Though we’re all pretty full, we decide to go all out and order a couple desserts to share between the four of us. The millefoglie ($14.00) is what is commonly known as the French dessert mille-feuille or a cake of a thousand sheets. It’s house made puff pastry surrounding chantilly cream, white chocolate and strawberry.
While it might be rustic in appearance, the taste is lovely and sweet. The crunch of the pastry combined with the sweet, vanilla cream is a match made in heaven. I like the little bursts of sour sweetness whenever you come across a strawberry slice in the mix.
Our final dish is the Threecoins pannacotta ($14.00). Pannacotta is the dessert Jeremy and I always make at home and have worked hard to tweak and perfect over the past few years. I definitely have a set mind on how I like it to be.
At Threecoins there’s is soft and silky, but with a sour yoghurt base rather than thickened cream. The taste and texture is pleasant and enjoyable, but not quite the way I usually like to eat it. However in saying that Linda, who doesn’t usually like pannacotta, tells us she likes it because of the yoghurt flavouring. We all chip in and barely manage to finish – and with that we are definitely done. My stomach is bursting!

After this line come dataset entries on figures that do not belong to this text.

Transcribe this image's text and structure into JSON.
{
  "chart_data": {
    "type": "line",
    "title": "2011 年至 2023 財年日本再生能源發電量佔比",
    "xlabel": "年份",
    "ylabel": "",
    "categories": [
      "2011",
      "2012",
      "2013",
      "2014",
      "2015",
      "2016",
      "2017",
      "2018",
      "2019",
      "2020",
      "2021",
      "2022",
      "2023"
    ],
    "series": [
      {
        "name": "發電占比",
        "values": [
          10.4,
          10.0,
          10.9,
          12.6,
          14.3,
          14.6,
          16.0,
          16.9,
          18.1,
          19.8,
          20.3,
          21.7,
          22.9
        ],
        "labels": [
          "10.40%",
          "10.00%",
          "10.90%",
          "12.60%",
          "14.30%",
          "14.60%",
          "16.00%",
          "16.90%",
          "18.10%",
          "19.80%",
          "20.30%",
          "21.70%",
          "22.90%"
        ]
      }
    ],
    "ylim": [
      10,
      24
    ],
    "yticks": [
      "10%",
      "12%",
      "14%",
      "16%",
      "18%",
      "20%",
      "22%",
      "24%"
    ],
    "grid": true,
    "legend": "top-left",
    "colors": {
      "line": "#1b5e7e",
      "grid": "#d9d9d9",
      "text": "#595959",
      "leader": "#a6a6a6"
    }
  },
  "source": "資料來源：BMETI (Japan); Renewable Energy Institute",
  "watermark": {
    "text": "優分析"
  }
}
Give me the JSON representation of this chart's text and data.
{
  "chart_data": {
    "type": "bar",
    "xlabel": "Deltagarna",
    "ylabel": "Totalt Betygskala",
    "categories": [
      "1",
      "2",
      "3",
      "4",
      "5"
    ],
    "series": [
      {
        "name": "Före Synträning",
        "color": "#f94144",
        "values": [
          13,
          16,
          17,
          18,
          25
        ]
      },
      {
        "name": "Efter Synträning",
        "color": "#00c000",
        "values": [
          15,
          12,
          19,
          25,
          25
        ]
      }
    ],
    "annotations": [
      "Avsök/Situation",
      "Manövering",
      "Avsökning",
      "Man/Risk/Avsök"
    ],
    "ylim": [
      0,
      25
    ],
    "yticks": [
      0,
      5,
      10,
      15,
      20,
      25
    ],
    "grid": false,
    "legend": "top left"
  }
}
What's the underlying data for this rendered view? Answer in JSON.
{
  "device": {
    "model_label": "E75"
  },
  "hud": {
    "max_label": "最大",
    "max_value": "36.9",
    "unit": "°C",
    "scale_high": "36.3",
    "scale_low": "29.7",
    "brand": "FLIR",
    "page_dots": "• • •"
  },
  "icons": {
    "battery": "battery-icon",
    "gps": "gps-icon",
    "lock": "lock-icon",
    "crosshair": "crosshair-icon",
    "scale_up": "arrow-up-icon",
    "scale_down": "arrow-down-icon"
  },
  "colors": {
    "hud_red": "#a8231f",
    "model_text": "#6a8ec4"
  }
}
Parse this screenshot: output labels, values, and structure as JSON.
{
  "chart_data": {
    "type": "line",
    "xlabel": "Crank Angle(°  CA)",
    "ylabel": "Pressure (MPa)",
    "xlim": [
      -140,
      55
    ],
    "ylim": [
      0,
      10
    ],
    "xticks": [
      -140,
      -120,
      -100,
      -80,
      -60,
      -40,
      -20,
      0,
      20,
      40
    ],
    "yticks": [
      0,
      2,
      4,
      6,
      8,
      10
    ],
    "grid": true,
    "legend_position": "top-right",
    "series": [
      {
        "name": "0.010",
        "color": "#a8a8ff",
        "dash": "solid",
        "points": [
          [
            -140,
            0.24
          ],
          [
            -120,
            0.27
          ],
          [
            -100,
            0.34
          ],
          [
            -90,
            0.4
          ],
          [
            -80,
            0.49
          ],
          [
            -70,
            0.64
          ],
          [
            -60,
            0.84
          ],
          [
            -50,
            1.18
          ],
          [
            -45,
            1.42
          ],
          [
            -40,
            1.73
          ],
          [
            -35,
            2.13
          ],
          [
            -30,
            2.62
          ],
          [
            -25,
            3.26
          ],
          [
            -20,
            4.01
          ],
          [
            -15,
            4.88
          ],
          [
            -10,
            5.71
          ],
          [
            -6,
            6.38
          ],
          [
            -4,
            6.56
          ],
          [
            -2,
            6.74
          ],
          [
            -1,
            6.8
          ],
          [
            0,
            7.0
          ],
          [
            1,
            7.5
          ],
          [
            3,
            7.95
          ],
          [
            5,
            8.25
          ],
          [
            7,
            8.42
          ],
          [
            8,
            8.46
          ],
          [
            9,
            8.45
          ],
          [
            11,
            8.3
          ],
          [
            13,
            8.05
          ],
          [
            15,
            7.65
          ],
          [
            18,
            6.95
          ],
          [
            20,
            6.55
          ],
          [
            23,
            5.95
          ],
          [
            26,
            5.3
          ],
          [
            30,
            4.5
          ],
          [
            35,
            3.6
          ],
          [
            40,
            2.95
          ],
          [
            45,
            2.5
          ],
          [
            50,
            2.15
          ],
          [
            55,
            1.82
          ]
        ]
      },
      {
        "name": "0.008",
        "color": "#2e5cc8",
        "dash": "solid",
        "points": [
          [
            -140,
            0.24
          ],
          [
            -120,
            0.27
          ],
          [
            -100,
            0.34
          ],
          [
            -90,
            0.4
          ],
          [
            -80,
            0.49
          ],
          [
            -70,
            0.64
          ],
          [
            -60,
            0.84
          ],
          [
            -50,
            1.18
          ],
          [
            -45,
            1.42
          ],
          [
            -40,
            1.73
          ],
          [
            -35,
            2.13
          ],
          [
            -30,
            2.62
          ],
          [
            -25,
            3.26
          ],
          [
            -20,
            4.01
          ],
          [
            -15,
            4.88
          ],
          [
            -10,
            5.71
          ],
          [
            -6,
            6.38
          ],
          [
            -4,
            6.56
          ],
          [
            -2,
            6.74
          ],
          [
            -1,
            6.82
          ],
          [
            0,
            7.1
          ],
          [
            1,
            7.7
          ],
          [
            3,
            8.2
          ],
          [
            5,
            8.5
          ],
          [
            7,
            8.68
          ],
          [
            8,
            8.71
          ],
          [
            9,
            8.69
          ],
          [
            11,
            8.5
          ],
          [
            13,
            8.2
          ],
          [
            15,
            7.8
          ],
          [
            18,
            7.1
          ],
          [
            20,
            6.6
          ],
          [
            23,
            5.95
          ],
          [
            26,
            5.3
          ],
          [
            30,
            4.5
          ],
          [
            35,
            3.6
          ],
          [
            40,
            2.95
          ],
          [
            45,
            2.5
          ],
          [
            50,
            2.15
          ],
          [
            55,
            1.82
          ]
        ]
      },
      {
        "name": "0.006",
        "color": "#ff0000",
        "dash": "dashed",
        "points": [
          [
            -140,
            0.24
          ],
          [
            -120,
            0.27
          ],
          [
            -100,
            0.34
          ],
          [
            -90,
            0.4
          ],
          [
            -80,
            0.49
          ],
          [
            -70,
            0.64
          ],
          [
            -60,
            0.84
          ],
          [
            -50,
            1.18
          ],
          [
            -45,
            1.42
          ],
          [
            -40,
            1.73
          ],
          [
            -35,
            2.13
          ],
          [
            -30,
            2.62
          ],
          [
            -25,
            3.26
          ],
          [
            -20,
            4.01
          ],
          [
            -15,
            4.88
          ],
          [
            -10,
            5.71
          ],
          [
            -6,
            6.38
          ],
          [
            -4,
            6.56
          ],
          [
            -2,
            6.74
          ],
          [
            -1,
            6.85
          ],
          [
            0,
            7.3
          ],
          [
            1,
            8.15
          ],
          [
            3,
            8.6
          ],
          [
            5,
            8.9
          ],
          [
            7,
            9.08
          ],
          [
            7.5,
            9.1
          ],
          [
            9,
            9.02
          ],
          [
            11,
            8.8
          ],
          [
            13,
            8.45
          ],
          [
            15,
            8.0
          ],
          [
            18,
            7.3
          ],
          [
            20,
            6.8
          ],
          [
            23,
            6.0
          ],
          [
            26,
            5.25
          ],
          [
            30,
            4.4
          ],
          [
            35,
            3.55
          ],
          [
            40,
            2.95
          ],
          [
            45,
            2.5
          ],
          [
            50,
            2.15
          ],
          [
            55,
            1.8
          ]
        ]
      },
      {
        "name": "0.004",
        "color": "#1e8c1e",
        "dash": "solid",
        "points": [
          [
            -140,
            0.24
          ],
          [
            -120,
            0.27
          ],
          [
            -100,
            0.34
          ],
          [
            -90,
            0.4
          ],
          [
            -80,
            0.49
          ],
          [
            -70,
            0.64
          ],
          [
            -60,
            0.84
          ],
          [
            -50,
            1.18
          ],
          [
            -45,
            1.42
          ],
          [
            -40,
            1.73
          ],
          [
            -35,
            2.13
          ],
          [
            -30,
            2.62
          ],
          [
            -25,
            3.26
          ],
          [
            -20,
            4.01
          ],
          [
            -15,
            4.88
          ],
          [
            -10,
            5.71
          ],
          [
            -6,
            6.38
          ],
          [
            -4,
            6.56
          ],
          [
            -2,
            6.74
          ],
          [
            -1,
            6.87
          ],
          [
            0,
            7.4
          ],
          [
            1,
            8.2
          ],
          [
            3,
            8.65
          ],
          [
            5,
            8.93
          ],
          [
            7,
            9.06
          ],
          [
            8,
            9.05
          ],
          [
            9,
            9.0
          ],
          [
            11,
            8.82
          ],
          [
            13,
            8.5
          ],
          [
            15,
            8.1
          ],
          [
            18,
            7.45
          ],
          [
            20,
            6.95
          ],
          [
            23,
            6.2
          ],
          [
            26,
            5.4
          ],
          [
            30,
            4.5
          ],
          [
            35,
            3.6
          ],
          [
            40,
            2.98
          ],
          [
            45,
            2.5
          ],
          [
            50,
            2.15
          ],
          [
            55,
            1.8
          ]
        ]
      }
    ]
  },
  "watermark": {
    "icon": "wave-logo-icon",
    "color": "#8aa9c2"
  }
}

Our night at Threecoins Italian Trattoria in Mount Lawley was one of highs and lows, but all up it left a pleasant taste in my mouth. The pasta was definitely the standout point of the evening, which is exactly what you would hope for. Since they’re new I’m chalking up the booking fiasco to teething problems and I think given a bit of time they’ll really get into the swing of things. It’s great seeing them so busy so early on as well!